Pour répondre aux besoins les plus immédiats, le Haleu Availability Program met à disposition vingt tonnes de Haleu issues des stocks fédéraux et complétées par un programme de démonstration mené avec Centrus Energy, dont la production atteint 900 kg/an. Cinq entreprises ont été retenues en avril 2025 — Triso-X, Kairos Power, Radiant Industries, Westinghouse et TerraPower — puis trois supplémentaires en août : Antares Nuclear, Standard Nuclear et Natura Resources.

Au-delà de cette première tranche, le DOE a formalisé une politique d’acquisition de Haleu destinée à stimuler durablement la production commerciale. Les besoins de l’industrie sont estimés à cinquante tonnes par an d’ici 2035. En octobre 2025, l’administration franchit une étape supplémentaire en lançant un appel d’offres pour mettre à disposition environ vingt tonnes de plutonium excédentaire provenant des stocks militaires, conformément aux Executive Orders. Quatre entreprises — Curio, Lightbridge, Oklo et Newcleo — ont déjà manifesté leur intérêt pour le recyclage de cette matière, et trois d’entre elles ont annoncé des collaborations.

Accélérer la conception, la qualification et la fabrication des combustibles :

En complément du programme de prototypes, le DOE met en place un Fuel Line Pilot Program visant à construire et exploiter des lignes de production de combustible destinées à la recherche, au développement et à la démonstration. Ces lignes devront également alimenter les futurs réacteurs du Reactor Pilot Program. Standard Nuclear est la première sélectionnée en août 2025 pour produire du Triso. Un mois plus tard, quatre entreprises rejoignent le dispositif : Oklo pour le combustible métallique, Terrestrial Energy pour les sels fondus, Triso-X pour de nouvelles capacités Triso et Valar Atomics pour des combustibles du même type. Comme pour les réacteurs pilotes, ces installations seront supervisées par le DOE. En revanche, leur construction, leur exploitation et leur démantèlement seront à la charge des entreprises.

Industriels en mouvement

Cette stratégie fédérale suscite une accélération simultanée du côté des industriels. Framatome et Standard Nuclear ont annoncé la création d’une coentreprise baptisée Standard Nuclear-Framatome, qui vise la production initiale de deux tonnes de particules Triso par an dès 2027, sur le site de Richland, dans l’État de Washington.

De son côté, Oklo multiplie les initiatives.
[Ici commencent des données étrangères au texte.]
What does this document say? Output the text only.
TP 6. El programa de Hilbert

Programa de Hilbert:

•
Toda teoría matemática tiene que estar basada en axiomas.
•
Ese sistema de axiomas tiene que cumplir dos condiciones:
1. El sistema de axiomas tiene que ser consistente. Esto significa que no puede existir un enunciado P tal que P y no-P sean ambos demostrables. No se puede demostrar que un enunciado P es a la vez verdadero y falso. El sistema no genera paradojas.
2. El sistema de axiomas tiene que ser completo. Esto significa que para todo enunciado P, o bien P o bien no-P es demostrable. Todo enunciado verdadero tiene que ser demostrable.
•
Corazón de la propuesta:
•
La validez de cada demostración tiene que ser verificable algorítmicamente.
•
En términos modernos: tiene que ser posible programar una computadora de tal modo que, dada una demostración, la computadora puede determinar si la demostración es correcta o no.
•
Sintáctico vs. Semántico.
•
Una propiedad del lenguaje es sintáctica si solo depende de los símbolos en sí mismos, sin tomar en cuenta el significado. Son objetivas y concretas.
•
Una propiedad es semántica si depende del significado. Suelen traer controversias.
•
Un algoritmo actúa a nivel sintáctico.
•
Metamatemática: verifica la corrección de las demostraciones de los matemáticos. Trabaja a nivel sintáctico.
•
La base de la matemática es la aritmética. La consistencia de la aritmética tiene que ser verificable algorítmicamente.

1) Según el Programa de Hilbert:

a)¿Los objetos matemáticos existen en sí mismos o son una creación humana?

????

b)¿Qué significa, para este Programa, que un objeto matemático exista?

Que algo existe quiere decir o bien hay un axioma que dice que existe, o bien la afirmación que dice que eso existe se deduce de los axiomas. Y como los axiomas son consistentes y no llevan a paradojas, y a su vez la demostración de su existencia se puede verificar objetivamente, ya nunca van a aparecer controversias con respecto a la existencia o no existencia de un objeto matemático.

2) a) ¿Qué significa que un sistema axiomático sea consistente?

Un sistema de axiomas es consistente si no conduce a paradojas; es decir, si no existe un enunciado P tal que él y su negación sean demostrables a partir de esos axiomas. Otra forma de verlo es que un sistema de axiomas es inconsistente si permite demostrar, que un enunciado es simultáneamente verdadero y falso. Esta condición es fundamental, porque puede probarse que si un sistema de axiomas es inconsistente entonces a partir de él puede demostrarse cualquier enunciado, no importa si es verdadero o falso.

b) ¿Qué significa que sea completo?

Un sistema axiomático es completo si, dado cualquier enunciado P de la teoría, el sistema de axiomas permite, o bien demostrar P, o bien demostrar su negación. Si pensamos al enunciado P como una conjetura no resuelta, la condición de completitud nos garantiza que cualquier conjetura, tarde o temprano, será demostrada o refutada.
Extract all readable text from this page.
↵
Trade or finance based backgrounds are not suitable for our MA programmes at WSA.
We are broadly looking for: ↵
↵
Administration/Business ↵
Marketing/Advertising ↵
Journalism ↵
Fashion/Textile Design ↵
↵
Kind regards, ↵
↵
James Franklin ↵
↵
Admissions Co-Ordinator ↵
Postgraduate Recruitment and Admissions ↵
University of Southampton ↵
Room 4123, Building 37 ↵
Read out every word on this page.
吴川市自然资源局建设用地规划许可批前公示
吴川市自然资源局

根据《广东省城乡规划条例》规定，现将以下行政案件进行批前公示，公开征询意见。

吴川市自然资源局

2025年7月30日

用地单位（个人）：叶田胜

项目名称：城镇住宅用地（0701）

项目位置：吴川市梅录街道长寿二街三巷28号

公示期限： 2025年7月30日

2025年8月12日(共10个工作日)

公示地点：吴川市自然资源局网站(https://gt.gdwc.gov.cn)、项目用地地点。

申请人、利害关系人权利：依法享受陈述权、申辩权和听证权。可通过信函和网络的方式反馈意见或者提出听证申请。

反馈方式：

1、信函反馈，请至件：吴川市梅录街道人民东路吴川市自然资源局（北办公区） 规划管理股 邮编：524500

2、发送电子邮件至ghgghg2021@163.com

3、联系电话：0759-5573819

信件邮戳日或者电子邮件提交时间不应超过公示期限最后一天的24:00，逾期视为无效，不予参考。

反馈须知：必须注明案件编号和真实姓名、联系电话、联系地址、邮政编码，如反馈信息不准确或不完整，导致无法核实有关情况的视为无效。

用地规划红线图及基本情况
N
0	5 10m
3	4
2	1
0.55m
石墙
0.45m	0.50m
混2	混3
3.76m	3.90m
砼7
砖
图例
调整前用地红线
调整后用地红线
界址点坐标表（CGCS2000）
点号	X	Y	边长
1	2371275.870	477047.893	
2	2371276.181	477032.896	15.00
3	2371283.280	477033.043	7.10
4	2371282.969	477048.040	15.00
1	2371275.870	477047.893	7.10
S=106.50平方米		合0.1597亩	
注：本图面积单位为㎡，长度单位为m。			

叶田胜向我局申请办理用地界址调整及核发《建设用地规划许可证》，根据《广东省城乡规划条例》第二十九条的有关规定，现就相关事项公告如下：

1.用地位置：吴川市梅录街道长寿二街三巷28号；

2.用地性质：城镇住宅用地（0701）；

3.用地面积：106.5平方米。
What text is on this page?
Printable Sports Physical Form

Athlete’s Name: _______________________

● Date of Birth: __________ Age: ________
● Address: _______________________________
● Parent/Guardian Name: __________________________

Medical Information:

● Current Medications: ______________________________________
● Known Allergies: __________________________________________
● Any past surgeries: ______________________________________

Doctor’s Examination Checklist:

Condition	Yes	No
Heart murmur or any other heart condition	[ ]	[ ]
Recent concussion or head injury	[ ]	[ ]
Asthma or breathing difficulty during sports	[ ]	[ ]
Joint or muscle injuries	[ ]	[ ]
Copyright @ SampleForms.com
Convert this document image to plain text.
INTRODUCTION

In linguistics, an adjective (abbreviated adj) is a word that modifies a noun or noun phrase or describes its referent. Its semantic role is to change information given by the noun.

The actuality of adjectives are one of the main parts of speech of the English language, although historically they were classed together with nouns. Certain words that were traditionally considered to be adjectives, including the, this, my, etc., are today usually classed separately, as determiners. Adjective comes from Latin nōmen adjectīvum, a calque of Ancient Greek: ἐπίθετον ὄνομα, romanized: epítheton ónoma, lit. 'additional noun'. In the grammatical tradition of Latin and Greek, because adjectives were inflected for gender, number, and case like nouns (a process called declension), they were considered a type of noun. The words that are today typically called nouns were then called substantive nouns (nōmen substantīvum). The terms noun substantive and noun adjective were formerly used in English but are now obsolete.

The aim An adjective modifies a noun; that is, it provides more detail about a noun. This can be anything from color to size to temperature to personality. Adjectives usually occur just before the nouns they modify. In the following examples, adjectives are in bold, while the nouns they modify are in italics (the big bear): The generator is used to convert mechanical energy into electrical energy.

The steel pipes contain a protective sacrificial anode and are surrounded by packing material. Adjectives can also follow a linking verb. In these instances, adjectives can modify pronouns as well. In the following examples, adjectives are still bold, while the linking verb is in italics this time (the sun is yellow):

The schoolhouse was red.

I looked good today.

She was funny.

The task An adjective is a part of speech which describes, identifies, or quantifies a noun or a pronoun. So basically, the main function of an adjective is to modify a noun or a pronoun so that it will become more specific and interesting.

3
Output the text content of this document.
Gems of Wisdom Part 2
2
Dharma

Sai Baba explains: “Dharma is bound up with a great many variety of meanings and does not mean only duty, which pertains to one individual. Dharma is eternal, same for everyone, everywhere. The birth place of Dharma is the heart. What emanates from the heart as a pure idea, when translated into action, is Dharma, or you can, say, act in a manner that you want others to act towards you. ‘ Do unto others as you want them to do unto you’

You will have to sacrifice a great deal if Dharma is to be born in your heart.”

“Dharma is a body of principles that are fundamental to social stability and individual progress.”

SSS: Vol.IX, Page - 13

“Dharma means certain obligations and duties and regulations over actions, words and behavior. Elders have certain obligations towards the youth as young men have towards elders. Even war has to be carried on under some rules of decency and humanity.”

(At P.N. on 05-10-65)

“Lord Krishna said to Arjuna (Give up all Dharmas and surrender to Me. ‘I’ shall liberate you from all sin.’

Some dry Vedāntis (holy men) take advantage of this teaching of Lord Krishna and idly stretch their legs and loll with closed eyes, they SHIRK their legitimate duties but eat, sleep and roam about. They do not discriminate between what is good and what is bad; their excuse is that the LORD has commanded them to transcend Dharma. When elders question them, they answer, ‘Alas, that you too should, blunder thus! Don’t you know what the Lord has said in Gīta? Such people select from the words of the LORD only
L’entreprise a déposé en avril 2025 une demande d’autorisation auprès de la NRC pour construire une usine de recyclage du combustible usé à Oak Ridge, avec une entrée en production envisagée au début des années 2030. Un accord avec Newcleo est conclu en octobre pour investir ensemble dans une installation de fabrication de combustible. Parallèlement, Oklo prépare l’ouverture d’une ligne pilote au sein de l’Idaho National Laboratory, où doit également être implanté son premier réacteur au sodium Aurora.

Le mouvement est tout aussi dynamique pour Terrestrial Energy, qui s’est associée à Westinghouse afin de développer une ligne pilote destinée au combustible du réacteur à sels fondus IMSR, dont la construction est prévue au Texas. Enfin, Triso-X, filiale de X-Energy, a franchi une étape décisive en novembre 2025 en lançant la construction de sa première usine commerciale à Oak Ridge. Baptisée TX-1, elle vise une capacité suffisante pour alimenter douze réacteurs Xe-100. L’entreprise prévoit aussi un laboratoire pilote, construit dans le cadre du Fuel Line Pilot Program, afin d’assurer l’intégration technologique, la formation et la validation des systèmes associés à cette nouvelle unité. ■

Par Valérie Faudon, Déléguée générale de la Sfen

Image : A droite, Chris Wright, lors de l’ouverture de la conférence annuelle de l’American Nuclear Society – @ANS

[1] Aalo Atomics, Antares Nuclear, Atomic Alchemy, Deep Fission, Last Energy, Natura Resources, Oklo (Deux projets), Radiant Industries, Terrestrial Energy, Valar Atomics.